Licia

 

By Kate Hawkins, 4 December 2014

Main messages

  • The first Quality Improvement (QI) cycle will focus on strengthening the partnership between Village Midwives, Kaders, and Traditional Birth Attendants (TBAs)
  • The intended outcome of this work is increased referrals to health facility for delivery
  • Through the health promotion intervention the communication and advocacy skills of Village Midwives, Kaders and TBAs will be strengthened
  • There will be a focus on community engagement including male involvement
  • Interdisciplinary and multi-methods research will be applied to measure the outcomes of the QI cycle

The QI cycle in Indonesia is focussed on health promotion, partnership, and community engagement. This will be supported by interventions to strengthen the supervision of community health workers. Village Midwives in four villages in Cianjur (more than 200 community health workers) will be trained in health promotion and provided with counselling cards that help them explain the danger signs in pregnancy and childbirth and importance of childbirth in health facilities. In health promotion we will train village midwives and kaders in 4 villages in Cianjur. This is more than 200 CHWs. The Village Midwives and kaders will use home visits and appointments in the community intergrated health posts (Posyandu) to talk about this information. This also explains when referral should happen.

The second intervention is focused on partnership and community intervention. Close-to-community providers will be encouraged to stimulate broader stakeholder engagement on the topic of maternal health. Community forums only happen about once a year in some of the settings REACHOUT are working in. This means the barriers and the issues don’t get discussed. The team will encourage stakeholders to come together more often in partnership with village leaders.

The midwife coordinators – who oversee the village midwives – will be provided training related to supportive supervision.

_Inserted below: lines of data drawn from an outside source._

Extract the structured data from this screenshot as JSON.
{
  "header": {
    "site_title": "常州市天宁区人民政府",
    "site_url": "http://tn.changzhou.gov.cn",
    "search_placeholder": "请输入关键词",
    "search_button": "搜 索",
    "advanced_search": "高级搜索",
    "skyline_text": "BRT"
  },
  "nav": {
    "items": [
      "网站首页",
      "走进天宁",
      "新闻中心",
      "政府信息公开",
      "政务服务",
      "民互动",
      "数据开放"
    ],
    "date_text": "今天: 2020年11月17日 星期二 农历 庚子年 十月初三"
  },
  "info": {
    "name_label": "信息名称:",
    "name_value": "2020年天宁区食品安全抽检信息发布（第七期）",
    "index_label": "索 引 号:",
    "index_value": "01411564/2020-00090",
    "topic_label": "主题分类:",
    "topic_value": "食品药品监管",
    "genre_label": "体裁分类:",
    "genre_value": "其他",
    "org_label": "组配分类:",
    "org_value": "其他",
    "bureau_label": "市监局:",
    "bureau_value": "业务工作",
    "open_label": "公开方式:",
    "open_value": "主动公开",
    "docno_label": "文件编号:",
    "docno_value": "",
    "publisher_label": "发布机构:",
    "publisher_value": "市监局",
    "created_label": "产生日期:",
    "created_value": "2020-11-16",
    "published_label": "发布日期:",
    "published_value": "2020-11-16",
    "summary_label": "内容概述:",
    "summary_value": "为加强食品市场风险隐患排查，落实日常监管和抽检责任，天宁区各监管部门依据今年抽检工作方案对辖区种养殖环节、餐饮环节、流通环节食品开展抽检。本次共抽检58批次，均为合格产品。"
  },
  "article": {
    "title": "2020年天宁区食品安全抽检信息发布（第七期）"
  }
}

Various methods will be employed to measure the impact of the intervention. Village Midwives will be observed at the Posyandu. The team will also conduct exit interviews with mothers who attended sessions to get a sense of their knowledge the delivery of information. To measure the partnership and community engagement element of the work the team will track the number of women who go to the facility for delivery as a result of advice from the Village Midwives, Kaders and TBAs and women’s perceptions of the importance of institutional delivery. They will track the number of home deliveries to see whether the TBA or Village Midwives are in attendance. For the community engagement strand of work we will monitor the number of meetings in community. To measure the effects of supportive supervision training the close-to-community providers will be asked to complete a motivation questionnaire. For health promotion the team will use numbers of people who deliver in a facility and will track the perceptions of women on the importance of delivering in a health facility. Whilst there is a policy on the relationship between the TBA and Village Midwife REACHOUT are innovating by bringing the Kaders in to this engagement. To stimulate support at the community level they will encourage more frequent community forums which are currently lacking. The team hope to improve the Village Midwife and Kader negotiation and advocacy skills.

One challenge is that there is still a great deal of trust in TBAs and preference for them even though they are forbidden from conducting deliveries at home by government policy. The REACHOUT team also believe that it is important to engage male partners as they are not very involved in decision making around delivery. This will require support from health and non-health stakeholders.